I am going through Morandi's Field and Galois Theory, and I am looking at Example $1.5$, Chapter I. It says (more or less):
If $k$ is a field, let $K=k(t)$ be the field of rational functions in $t$ over $k$. Let $f$ be a nonzero element of $K$ and let $F=k(f)$ be the set of all rational functions in $f$. If $f(t)=t^2$, then $K/F$ is an extension of degree $2$, with basis $\lbrace 1,t\rbrace$.
I am sure there is something silly that I do not see, but could someone explain why, in any field, a quotient of polynomials can be written as the sum of a quotient of polynomials whose terms all have even degree plus such a sum multiplied by $t$?

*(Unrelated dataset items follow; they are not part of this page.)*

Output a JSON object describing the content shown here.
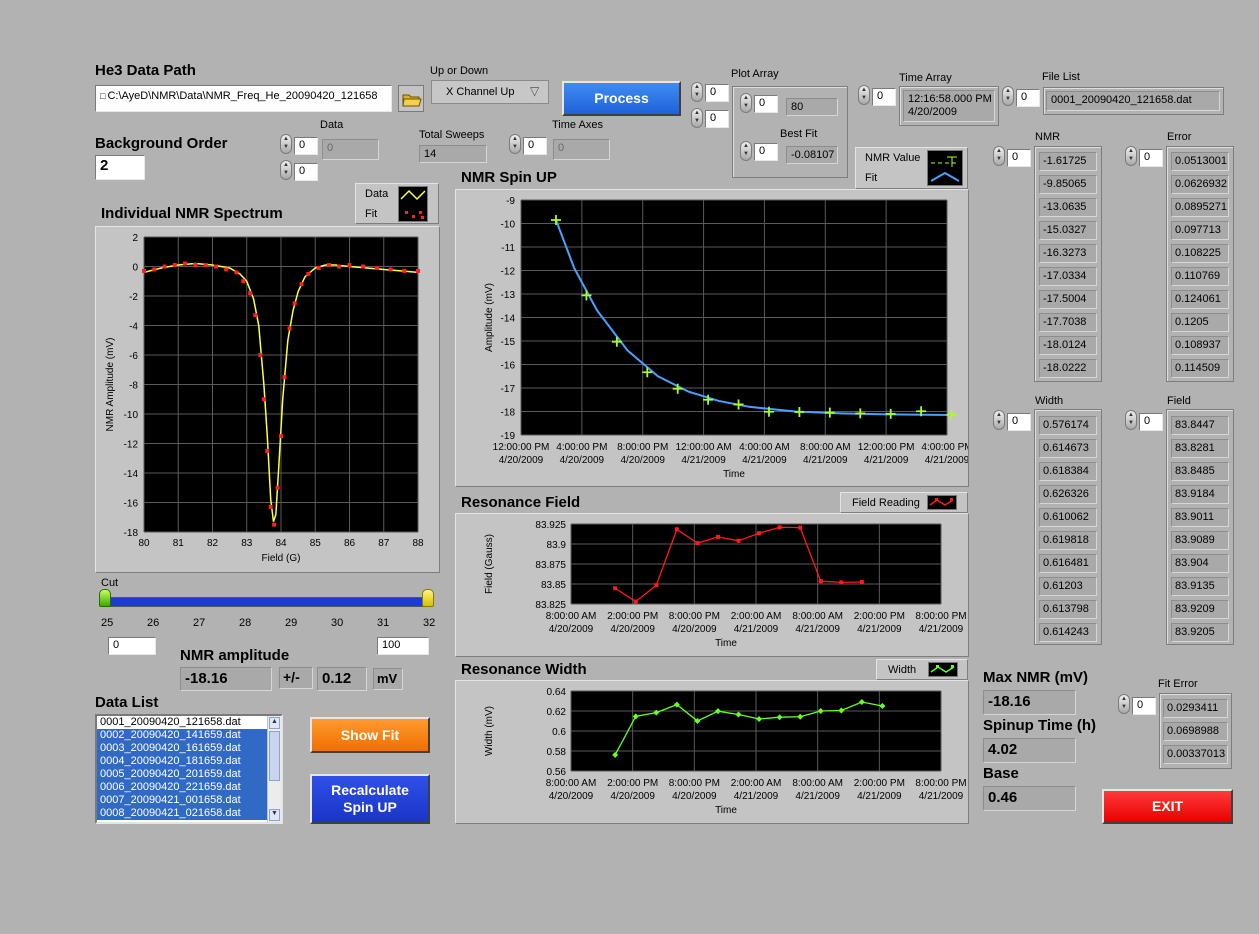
{
  "data_path": {
    "label": "He3 Data Path",
    "value": "C:\\AyeD\\NMR\\Data\\NMR_Freq_He_20090420_121658"
  },
  "up_down": {
    "label": "Up or Down",
    "value": "X Channel Up"
  },
  "process_label": "Process",
  "plot_array": {
    "label": "Plot Array",
    "idx_a": "0",
    "idx_b": "0",
    "idx_c": "0",
    "value": "80",
    "best_fit_label": "Best Fit",
    "best_fit_idx": "0",
    "best_fit_value": "-0.08107"
  },
  "time_array": {
    "label": "Time Array",
    "idx": "0",
    "value_line1": "12:16:58.000 PM",
    "value_line2": "4/20/2009"
  },
  "file_list": {
    "label": "File List",
    "idx": "0",
    "value": "0001_20090420_121658.dat"
  },
  "background_order": {
    "label": "Background Order",
    "value": "2"
  },
  "data_field": {
    "label": "Data",
    "idx1": "0",
    "idx2": "0",
    "value": "0"
  },
  "total_sweeps": {
    "label": "Total Sweeps",
    "value": "14"
  },
  "time_axes": {
    "label": "Time Axes",
    "idx": "0",
    "value": "0"
  },
  "nmr_col": {
    "label": "NMR",
    "idx": "0",
    "values": [
      "-1.61725",
      "-9.85065",
      "-13.0635",
      "-15.0327",
      "-16.3273",
      "-17.0334",
      "-17.5004",
      "-17.7038",
      "-18.0124",
      "-18.0222"
    ]
  },
  "error_col": {
    "label": "Error",
    "idx": "0",
    "values": [
      "0.0513001",
      "0.0626932",
      "0.0895271",
      "0.097713",
      "0.108225",
      "0.110769",
      "0.124061",
      "0.1205",
      "0.108937",
      "0.114509"
    ]
  },
  "width_col": {
    "label": "Width",
    "idx": "0",
    "values": [
      "0.576174",
      "0.614673",
      "0.618384",
      "0.626326",
      "0.610062",
      "0.619818",
      "0.616481",
      "0.61203",
      "0.613798",
      "0.614243"
    ]
  },
  "field_col": {
    "label": "Field",
    "idx": "0",
    "values": [
      "83.8447",
      "83.8281",
      "83.8485",
      "83.9184",
      "83.9011",
      "83.9089",
      "83.904",
      "83.9135",
      "83.9209",
      "83.9205"
    ]
  },
  "spectrum_legend": {
    "data": "Data",
    "fit": "Fit"
  },
  "spinup_legend": {
    "data": "NMR Value",
    "fit": "Fit"
  },
  "field_legend": {
    "label": "Field Reading"
  },
  "width_legend": {
    "label": "Width"
  },
  "cut": {
    "label": "Cut",
    "ticks": [
      "25",
      "26",
      "27",
      "28",
      "29",
      "30",
      "31",
      "32"
    ],
    "low": "0",
    "high": "100"
  },
  "nmr_amplitude": {
    "label": "NMR amplitude",
    "value": "-18.16",
    "pm": "+/-",
    "err": "0.12",
    "unit": "mV"
  },
  "data_list": {
    "label": "Data List",
    "items": [
      "0001_20090420_121658.dat",
      "0002_20090420_141659.dat",
      "0003_20090420_161659.dat",
      "0004_20090420_181659.dat",
      "0005_20090420_201659.dat",
      "0006_20090420_221659.dat",
      "0007_20090421_001658.dat",
      "0008_20090421_021658.dat"
    ]
  },
  "show_fit_label": "Show Fit",
  "recalc_label_1": "Recalculate",
  "recalc_label_2": "Spin UP",
  "max_nmr": {
    "label": "Max NMR (mV)",
    "value": "-18.16"
  },
  "spinup_time": {
    "label": "Spinup Time (h)",
    "value": "4.02"
  },
  "base": {
    "label": "Base",
    "value": "0.46"
  },
  "fit_error": {
    "label": "Fit Error",
    "idx": "0",
    "values": [
      "0.0293411",
      "0.0698988",
      "0.00337013"
    ]
  },
  "exit_label": "EXIT",
  "colors": {
    "panel": "#c4c4c4",
    "background": "#b2b2b2",
    "plot_bg": "#000000",
    "process": "#1e6ee6",
    "show_fit": "#ff7f0e",
    "recalc": "#1e3fd0",
    "exit": "#ff1a1a",
    "spectrum_data": "#ff2020",
    "spectrum_fit": "#ffff40",
    "spinup_data": "#a8ff20",
    "spinup_fit": "#4aa0ff",
    "field": "#ff1a1a",
    "width": "#66ff22"
  },
  "chart_data": [
    {
      "type": "scatter",
      "title": "Individual NMR Spectrum",
      "xlabel": "Field (G)",
      "ylabel": "NMR Amplitude (mV)",
      "xlim": [
        80,
        88
      ],
      "ylim": [
        -18,
        2
      ],
      "xticks": [
        80,
        81,
        82,
        83,
        84,
        85,
        86,
        87,
        88
      ],
      "yticks": [
        2,
        0,
        -2,
        -4,
        -6,
        -8,
        -10,
        -12,
        -14,
        -16,
        -18
      ],
      "series": [
        {
          "name": "Data",
          "x": [
            80.0,
            80.3,
            80.6,
            80.9,
            81.2,
            81.5,
            81.8,
            82.1,
            82.4,
            82.7,
            82.9,
            83.1,
            83.25,
            83.4,
            83.5,
            83.6,
            83.7,
            83.8,
            83.9,
            84.0,
            84.1,
            84.25,
            84.4,
            84.6,
            84.8,
            85.1,
            85.4,
            85.7,
            86.0,
            86.4,
            86.8,
            87.2,
            87.6,
            88.0
          ],
          "y": [
            -0.3,
            -0.2,
            0.0,
            0.1,
            0.2,
            0.1,
            0.1,
            0.0,
            -0.2,
            -0.4,
            -1.0,
            -1.8,
            -3.3,
            -6.0,
            -9.0,
            -12.5,
            -16.3,
            -17.5,
            -15.0,
            -11.5,
            -7.5,
            -4.2,
            -2.5,
            -1.2,
            -0.5,
            -0.1,
            0.1,
            0.0,
            0.1,
            0.0,
            -0.1,
            -0.2,
            -0.3,
            -0.3
          ]
        },
        {
          "name": "Fit",
          "x": [
            80.0,
            80.5,
            81.0,
            81.5,
            82.0,
            82.5,
            82.8,
            83.0,
            83.2,
            83.35,
            83.5,
            83.6,
            83.7,
            83.78,
            83.85,
            83.95,
            84.05,
            84.2,
            84.35,
            84.5,
            84.7,
            85.0,
            85.3,
            85.6,
            86.0,
            86.5,
            87.0,
            87.5,
            88.0
          ],
          "y": [
            -0.4,
            -0.1,
            0.1,
            0.2,
            0.1,
            -0.1,
            -0.5,
            -1.0,
            -2.2,
            -4.0,
            -8.0,
            -11.5,
            -15.8,
            -17.3,
            -16.8,
            -13.0,
            -9.0,
            -5.0,
            -3.0,
            -1.7,
            -0.7,
            -0.1,
            0.1,
            0.1,
            0.0,
            -0.1,
            -0.2,
            -0.3,
            -0.4
          ]
        }
      ]
    },
    {
      "type": "line",
      "title": "NMR Spin UP",
      "xlabel": "Time",
      "ylabel": "Amplitude (mV)",
      "ylim": [
        -19,
        -9
      ],
      "xtick_labels": [
        [
          "12:00:00 PM",
          "4/20/2009"
        ],
        [
          "4:00:00 PM",
          "4/20/2009"
        ],
        [
          "8:00:00 PM",
          "4/20/2009"
        ],
        [
          "12:00:00 AM",
          "4/21/2009"
        ],
        [
          "4:00:00 AM",
          "4/21/2009"
        ],
        [
          "8:00:00 AM",
          "4/21/2009"
        ],
        [
          "12:00:00 PM",
          "4/21/2009"
        ],
        [
          "4:00:00 PM",
          "4/21/2009"
        ]
      ],
      "yticks": [
        -9,
        -10,
        -11,
        -12,
        -13,
        -14,
        -15,
        -16,
        -17,
        -18,
        -19
      ],
      "series": [
        {
          "name": "NMR Value",
          "x_hours": [
            2.3,
            4.3,
            6.3,
            8.3,
            10.3,
            12.3,
            14.3,
            16.3,
            18.3,
            20.3,
            22.3,
            24.3,
            26.3,
            28.3
          ],
          "values": [
            -9.85,
            -13.06,
            -15.03,
            -16.33,
            -17.03,
            -17.5,
            -17.7,
            -18.01,
            -18.02,
            -18.05,
            -18.08,
            -18.1,
            -17.99,
            -18.14
          ]
        },
        {
          "name": "Fit",
          "x_hours": [
            2.3,
            3.5,
            5,
            7,
            9,
            11,
            13,
            15,
            18,
            21,
            24,
            28.3
          ],
          "values": [
            -9.85,
            -11.9,
            -13.7,
            -15.4,
            -16.5,
            -17.15,
            -17.55,
            -17.8,
            -18.0,
            -18.08,
            -18.12,
            -18.15
          ]
        }
      ]
    },
    {
      "type": "line",
      "title": "Resonance Field",
      "xlabel": "Time",
      "ylabel": "Field (Gauss)",
      "ylim": [
        83.825,
        83.925
      ],
      "yticks": [
        83.925,
        83.9,
        83.875,
        83.85,
        83.825
      ],
      "xtick_labels": [
        [
          "8:00:00 AM",
          "4/20/2009"
        ],
        [
          "2:00:00 PM",
          "4/20/2009"
        ],
        [
          "8:00:00 PM",
          "4/20/2009"
        ],
        [
          "2:00:00 AM",
          "4/21/2009"
        ],
        [
          "8:00:00 AM",
          "4/21/2009"
        ],
        [
          "2:00:00 PM",
          "4/21/2009"
        ],
        [
          "8:00:00 PM",
          "4/21/2009"
        ]
      ],
      "series": [
        {
          "name": "Field Reading",
          "x_hours": [
            4.3,
            6.3,
            8.3,
            10.3,
            12.3,
            14.3,
            16.3,
            18.3,
            20.3,
            22.3,
            24.3,
            26.3,
            28.3
          ],
          "values": [
            83.8447,
            83.8281,
            83.8485,
            83.9184,
            83.9011,
            83.9089,
            83.904,
            83.9135,
            83.9209,
            83.9205,
            83.8535,
            83.852,
            83.8525
          ]
        }
      ]
    },
    {
      "type": "line",
      "title": "Resonance Width",
      "xlabel": "Time",
      "ylabel": "Width (mV)",
      "ylim": [
        0.56,
        0.64
      ],
      "yticks": [
        0.64,
        0.62,
        0.6,
        0.58,
        0.56
      ],
      "xtick_labels": [
        [
          "8:00:00 AM",
          "4/20/2009"
        ],
        [
          "2:00:00 PM",
          "4/20/2009"
        ],
        [
          "8:00:00 PM",
          "4/20/2009"
        ],
        [
          "2:00:00 AM",
          "4/21/2009"
        ],
        [
          "8:00:00 AM",
          "4/21/2009"
        ],
        [
          "2:00:00 PM",
          "4/21/2009"
        ],
        [
          "8:00:00 PM",
          "4/21/2009"
        ]
      ],
      "series": [
        {
          "name": "Width",
          "x_hours": [
            4.3,
            6.3,
            8.3,
            10.3,
            12.3,
            14.3,
            16.3,
            18.3,
            20.3,
            22.3,
            24.3,
            26.3,
            28.3,
            30.3
          ],
          "values": [
            0.576174,
            0.614673,
            0.618384,
            0.626326,
            0.610062,
            0.619818,
            0.616481,
            0.61203,
            0.613798,
            0.614243,
            0.62,
            0.6205,
            0.629,
            0.625
          ]
        }
      ]
    }
  ]
}
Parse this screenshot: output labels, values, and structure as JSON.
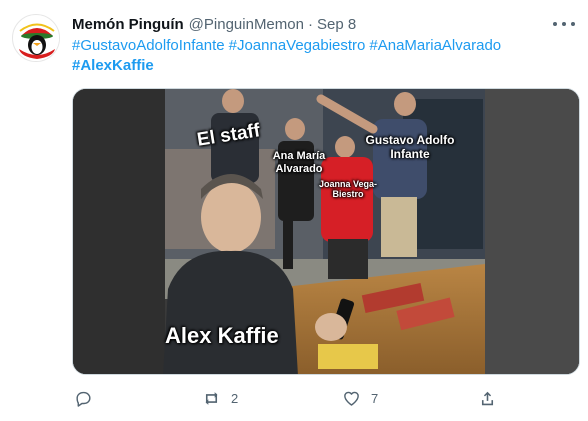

1) $a_0+a_1t+\cdots+a_nt^n=(a_0+a_2t^2+\cdots)+t(a_1+a_3t^2+\cdots)$, where $a_i\in k$. (For short, any polynomial $f(t)$ can be uniquely written as $g(t^2)+th(t^2)$.)
2) $\dfrac{a+tb}{c+td}=\dfrac{(a+tb)(c-td)}{c^2-t^2d^2}=\dfrac{ac-t^2bd}{c^2-t^2d^2}+t\dfrac{bc-ad}{c^2-t^2d^2}$, where $a,b,c,d\in k[t^2]$. (Here $k[t^2]$ denotes the subring of $k[t]$ consisting of polynomials whose all monomials have even degree.)
Alternative approach: the minimal polynomial of $t$ over $k(t^2)$ is $X^2-t^2$.